Güzel Bağlar derken, tabi şimdiki Bağlar'dan bahsetmiyorum. Çocukluğumun ve gençliğimin bir bölümünün geçtiği Bağlar'ı söylüyorum.
Şimdi 'nerden geldi aklına' diyebilirsiniz. Zaman zaman gördüğünüz, ya da karşılaştığınız bir durum, size, geçmişi ve yaşadığınız anıları hatırlatıyor.
Tesadüfen ''Diyarbakır Güzel Bağlar, hanıme (xanıme) lorke'' türküsü kulağıma ilişince, Bağlar gözümün önüne geldi. Muhtemelen güzel bağlar olduğu yıllarda bestelenmiş..
Hani bir deyim vardır ya ''İnsan yaşlandıkça köklerine doğru inermiş'' diye. Laf aramızda, yoksa bende de mi aynı şey başladı diye demeden edemiyor insan. Yaş aldıkça insanın duygu ve düşüncesi de değişiyor; delikanlılık, ya da deli dolu günler olan gençlik yıllarındakinden farklı.

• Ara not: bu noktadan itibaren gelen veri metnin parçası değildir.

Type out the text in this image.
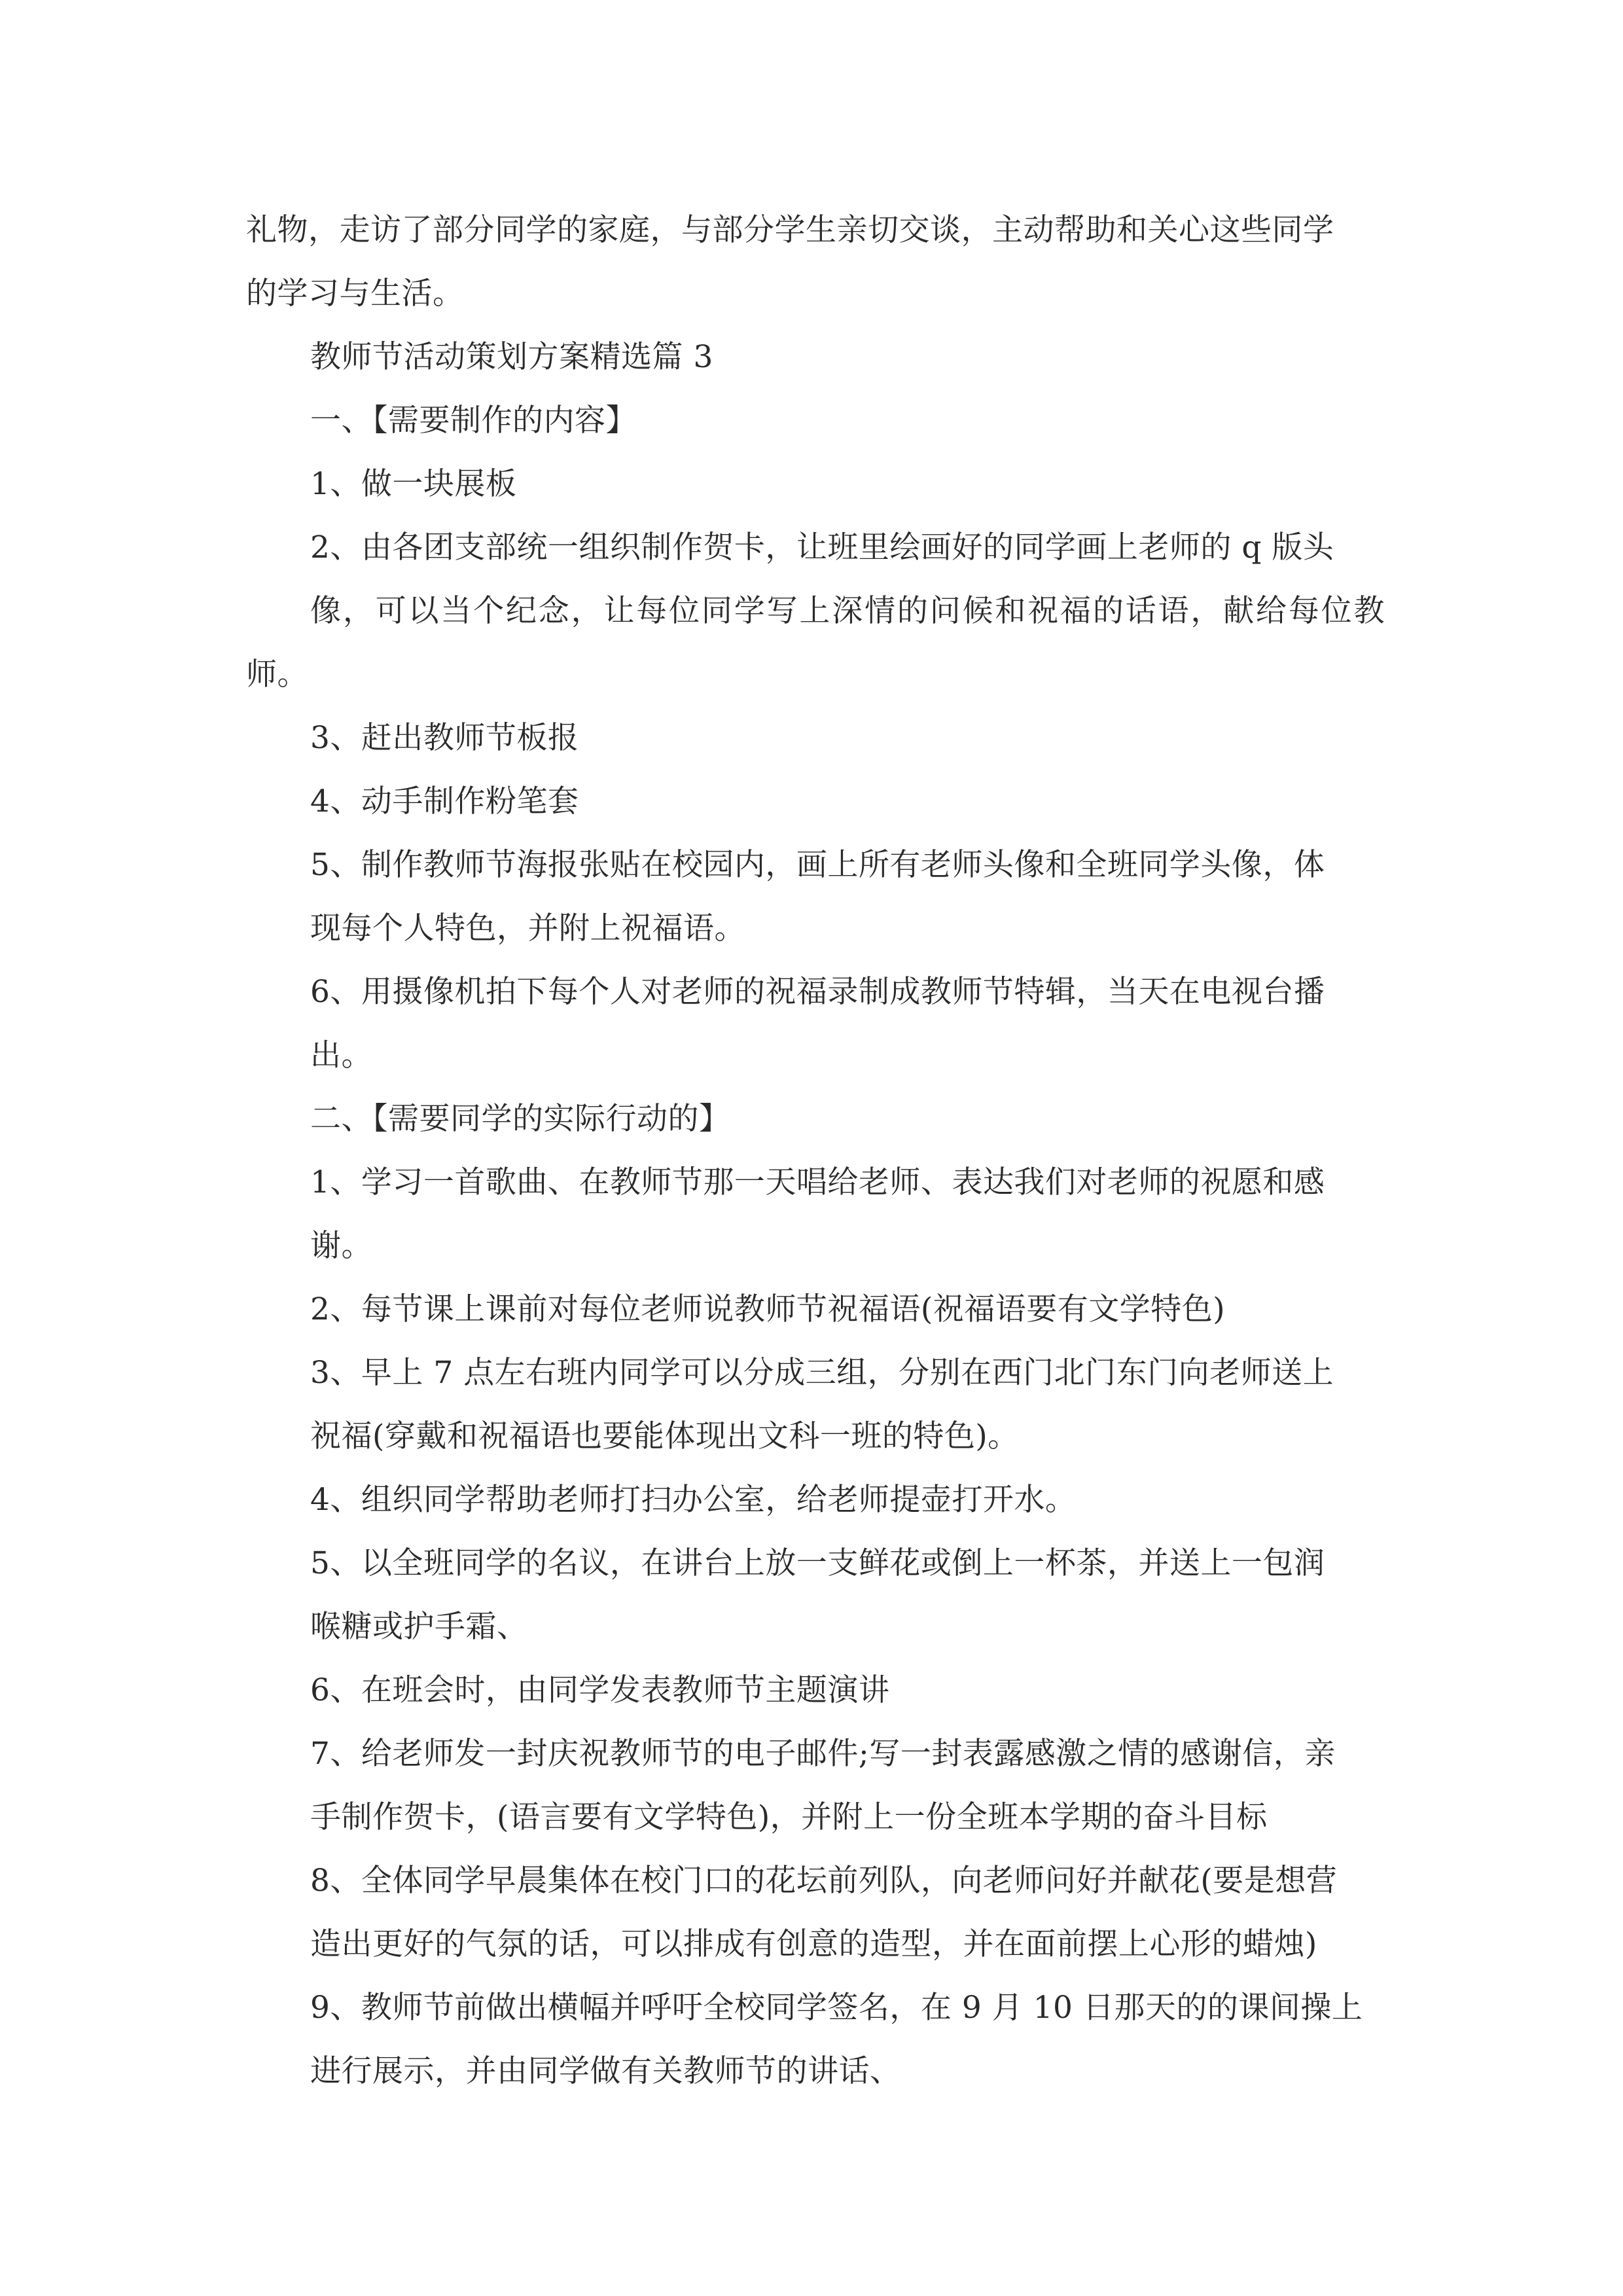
礼物，走访了部分同学的家庭，与部分学生亲切交谈，主动帮助和关心这些同学
的学习与生活。

教师节活动策划方案精选篇 3

一、【需要制作的内容】

1、做一块展板

2、由各团支部统一组织制作贺卡，让班里绘画好的同学画上老师的 q 版头
像，可以当个纪念，让每位同学写上深情的问候和祝福的话语，献给每位教师。

3、赶出教师节板报

4、动手制作粉笔套

5、制作教师节海报张贴在校园内，画上所有老师头像和全班同学头像，体
现每个人特色，并附上祝福语。

6、用摄像机拍下每个人对老师的祝福录制成教师节特辑，当天在电视台播
出。

二、【需要同学的实际行动的】

1、学习一首歌曲、在教师节那一天唱给老师、表达我们对老师的祝愿和感
谢。

2、每节课上课前对每位老师说教师节祝福语(祝福语要有文学特色)

3、早上 7 点左右班内同学可以分成三组，分别在西门北门东门向老师送上
祝福(穿戴和祝福语也要能体现出文科一班的特色)。

4、组织同学帮助老师打扫办公室，给老师提壶打开水。

5、以全班同学的名议，在讲台上放一支鲜花或倒上一杯茶，并送上一包润
喉糖或护手霜、

6、在班会时，由同学发表教师节主题演讲

7、给老师发一封庆祝教师节的电子邮件;写一封表露感激之情的感谢信，亲
手制作贺卡，(语言要有文学特色)，并附上一份全班本学期的奋斗目标

8、全体同学早晨集体在校门口的花坛前列队，向老师问好并献花(要是想营
造出更好的气氛的话，可以排成有创意的造型，并在面前摆上心形的蜡烛)

9、教师节前做出横幅并呼吁全校同学签名，在 9 月 10 日那天的的课间操上
进行展示，并由同学做有关教师节的讲话、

Konu konuyu açtı, dönelim konumuza.
Tam hatırlamıyorum, ama sanırım 3 ya da 4 yaşlarındaydım. Bağlar'da uçsuz bucaksız gibi görünen üzüm bağları ve bağların içinde de bağevleri vardı. Diyarbakır'ı bilenler bilir, şuan Hatboyu Caddesi'ndeki petrolün arkasındaki köşkte yaşıyorduk. Babamın halasına ait bu köşkte yaşıyorduk. Tabi köşk dediysem de öyle şatafatlı köşkler aklınıza gelmesin, aslında bir bağ eviydi yaşadığımız yer; diğer bağ evleri gibi. Büyük ve iki katlı oluşundan herhalde; köşk olarak adlandırıyorduk.
Eskiden bu tür bağ evleri ya da Sur ilçesindeki tarihi avlulu evlerin bazılarında biribirlerini tanıyan, akraba olan iki ya da üç aile birlikte kalırdı. Biz de bu köşkte iki aile kalıyorduk. (Eskiden yeterli konut olmadığı için aileler bir arada yaşardı, günümüzde ise ekonomik kriz nedeniyle insanlar bir evi paylaşmak zorunda kalıyor.). Daha sonra o bağevinden ayrılarak Koşuyolu mevkindeki bir eve yerleştik.
Koşuyolu, at yarışlarının yapıldığı bir yerdi. At yarışları şenlik havasında geçerdi.
Geçmişte Güneydoğu'nun bağcılık merkezi olan Diyarbakır, şimdi artık bu özelliğini kaybetmiş gibi.
Üzüm bağlarından adını alan Bağlar İlçesi, çarpık yapılaşma ve kentin en kötü görünümüne sahip bir yer oldu; yıllar içinde.
O güzelim üzüm bağları sökülüp atıldı ve yerine taş yığınları dikildi. Diyarbakır'ın konum ve arazisi itibariyle en güzel yeri olan Bağlar, geçmişte yapılan yanlış yapılaşmanın sıkıntısını çekiyor.
Bazen insan elindekinin kıymetini kaybedince anlıyor. O üzüm bağları yok edilmeden de şehirleşme planı yapılabilirdi.